Pratim Sengupta and Pallavi Banerjee.

Samantha Lafleur

“What we have realized is [the youths], their lives are in quite segregated communities; they are either with their friends, or their families who all are either part of their communities or are people of colour,” says Banerjee. “Through the co-design process, [the youths] have developed a relationship with the team that is a different form of friendship. When they first got to our spaces, they were coming for their friends, but … I’m quite confident in the fact that now they also come for the interactions that they have with us and our team.”

Sengupta says the exhibit should provoke deeper thought in the audience about what anti-racism really is. 

“The idea of anti-racism is often on websites, at institutions and in research papers in very dogmatic ways … as if it’s a settled thing like, ‘Here’s how to be anti-racist,’ or it’s a checklist, and institutions adopt that voice a lot, but without really making meaningful changes,” says Sengupta. “And what we want is not that in this project. They are youth of colour, they are refugee youth of colour, and the countries they have left behind are not just countries, it’s their homes. 

“On one hand, there is a lot of hope and a lot of joy and dreams about making a new home in Canada but, on the other hand, there is also a sense of loss and grief. And there is love in both places.” 

Banerjee and Sengupta say a major highlight was how the work with the youths changed both themselves and their grad students.

A still image of one of the sketch animations by Santanu Dutta (PhD student, Learning Sciences) who worked with youth contributors Yasra Sabir and Asra Sabir

A still image of one of the sketch animations by Santanu Dutta (PhD student, Learning Sciences) who worked with youth contributors Yasra Sabir and Asra Sabir.

Pratim Sengupta

“I think we all had very academic ideas of what it means to work with the youth, what it means to do anti-racist work, and I think that has been dismantled,” Banerjee says. “‘Dismantling’ is one of the key processes of doing anti-racist work, and I think what this has done is dismantle some of [the] hardened ideas we came with. We re-learned and we were changed by our interactions with the youth and the stories they were sharing with us.” 

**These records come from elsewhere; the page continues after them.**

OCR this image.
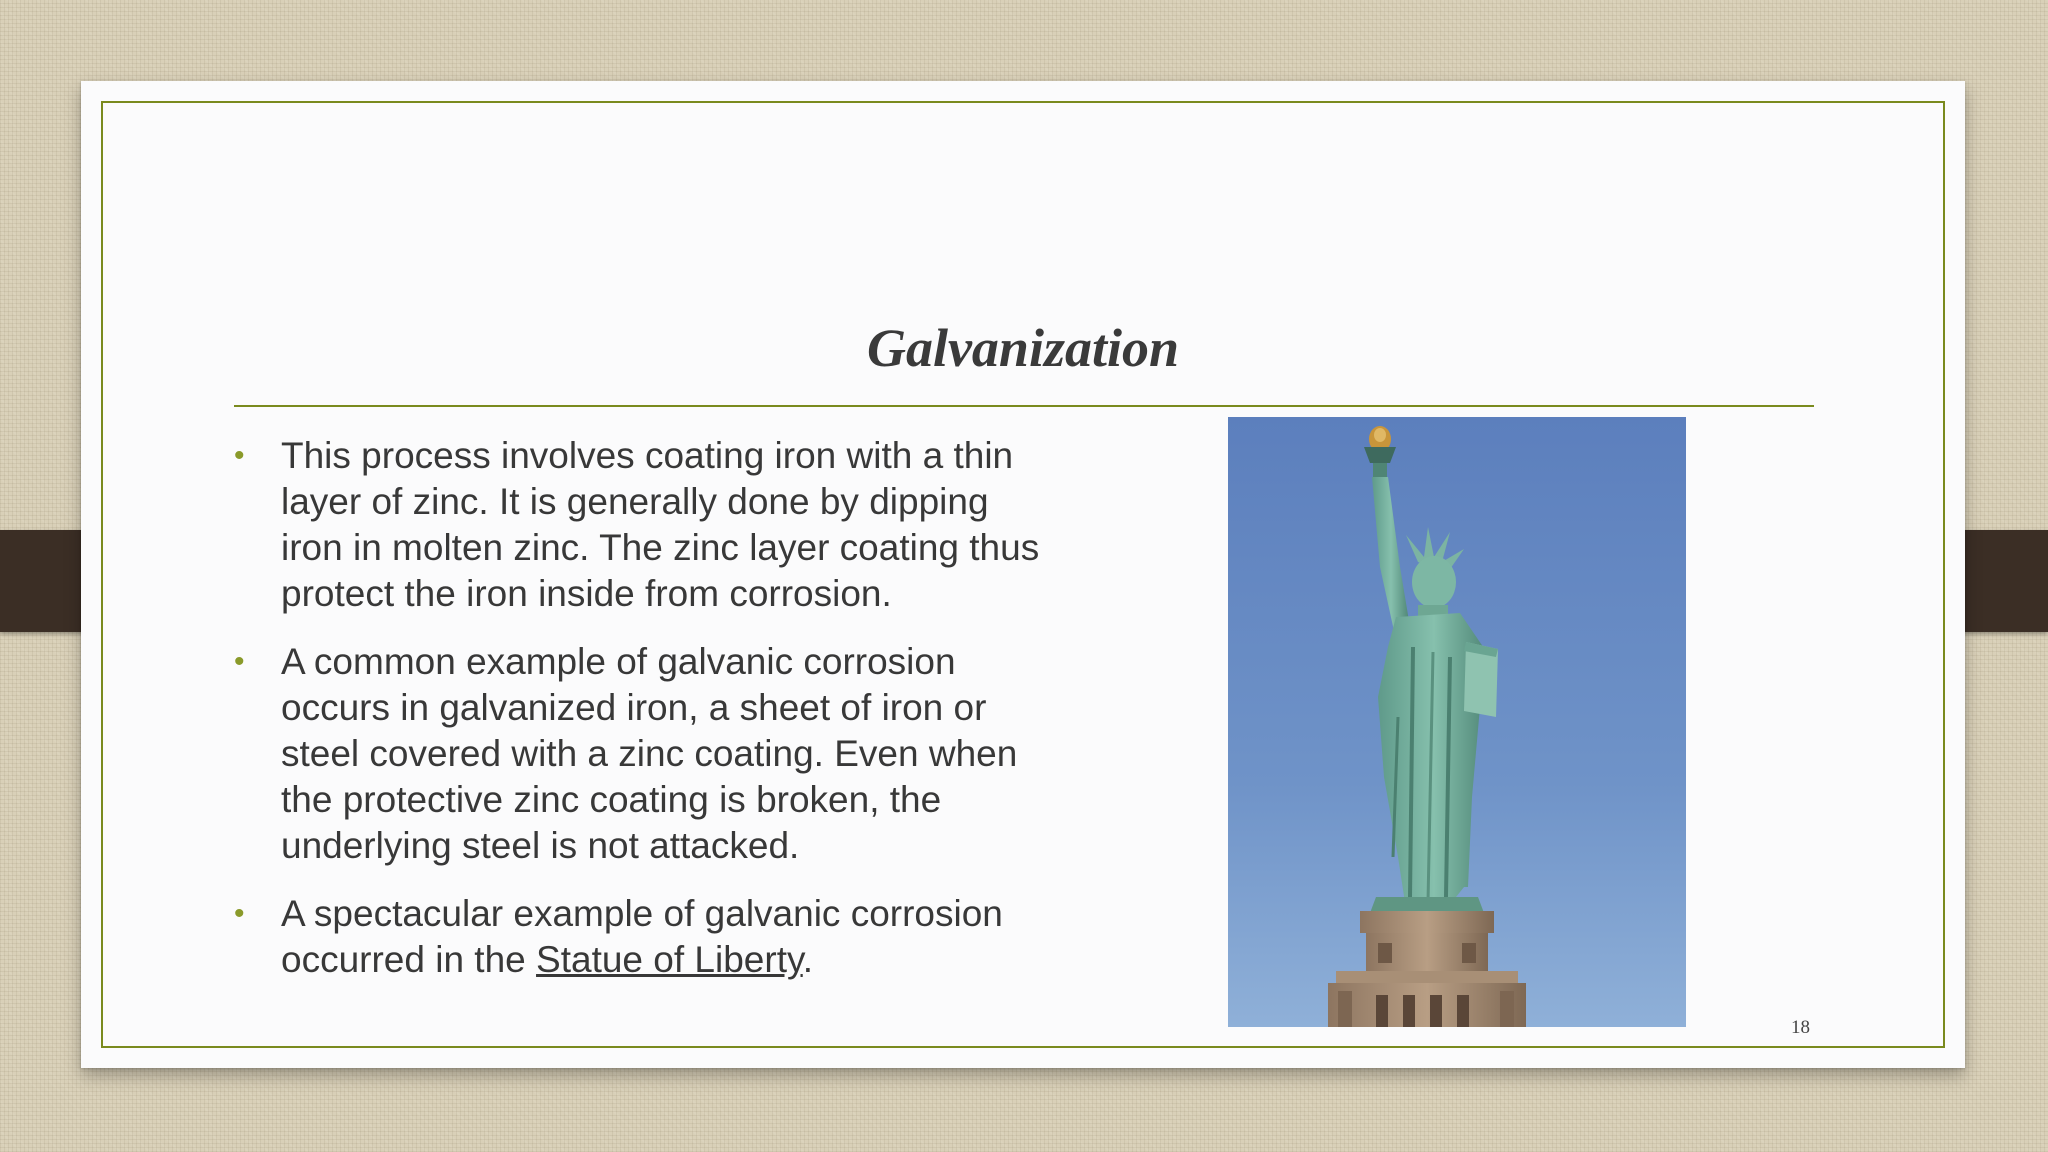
Galvanization
• This process involves coating iron with a thin layer of zinc. It is generally done by dipping iron in molten zinc. The zinc layer coating thus protect the iron inside from corrosion.
• A common example of galvanic corrosion occurs in galvanized iron, a sheet of iron or steel covered with a zinc coating. Even when the protective zinc coating is broken, the underlying steel is not attacked.
• A spectacular example of galvanic corrosion occurred in the Statue of Liberty.
18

The youth come from all over the globe including countries such as Eritrea, Syria, Yemen, Afghanistan, Ivory Coast, Congo, Azad Kashmir and Pakistan. One of the many stories at the installation is told by Aiah Obid, Roya Karimi and Marwa Naseri. The three are close friends and describe this friendship and the similarities they share through a mix of audio and sketch animation done by Santanu Dutta, a learning sciences PhD student supervised by Sengupta.

This evening is considered a pilot and Banerjee and Sengupta hope to host similar events in the future. In fact, plans are already underway for the next year’s, focusing on youth reimagining the city and city infrastructure.

“We’ve been changed by our interaction with the youth, we have learned to imagine a better future and I’m hoping that people who come to the installation experience the love and are also changed by it,” says Banerjee.
Community partner organizations supporting the event include: Calgary Catholic Immigration Society, Calgary Immigrant Women's Association, Calgary Bridge Foundation for Youth, and Centre for Newcomers.

The installation is open from 6 to 8 p.m. on March 28 at the Red and White Club at McMahon Stadium. Admission is free, but registration is required.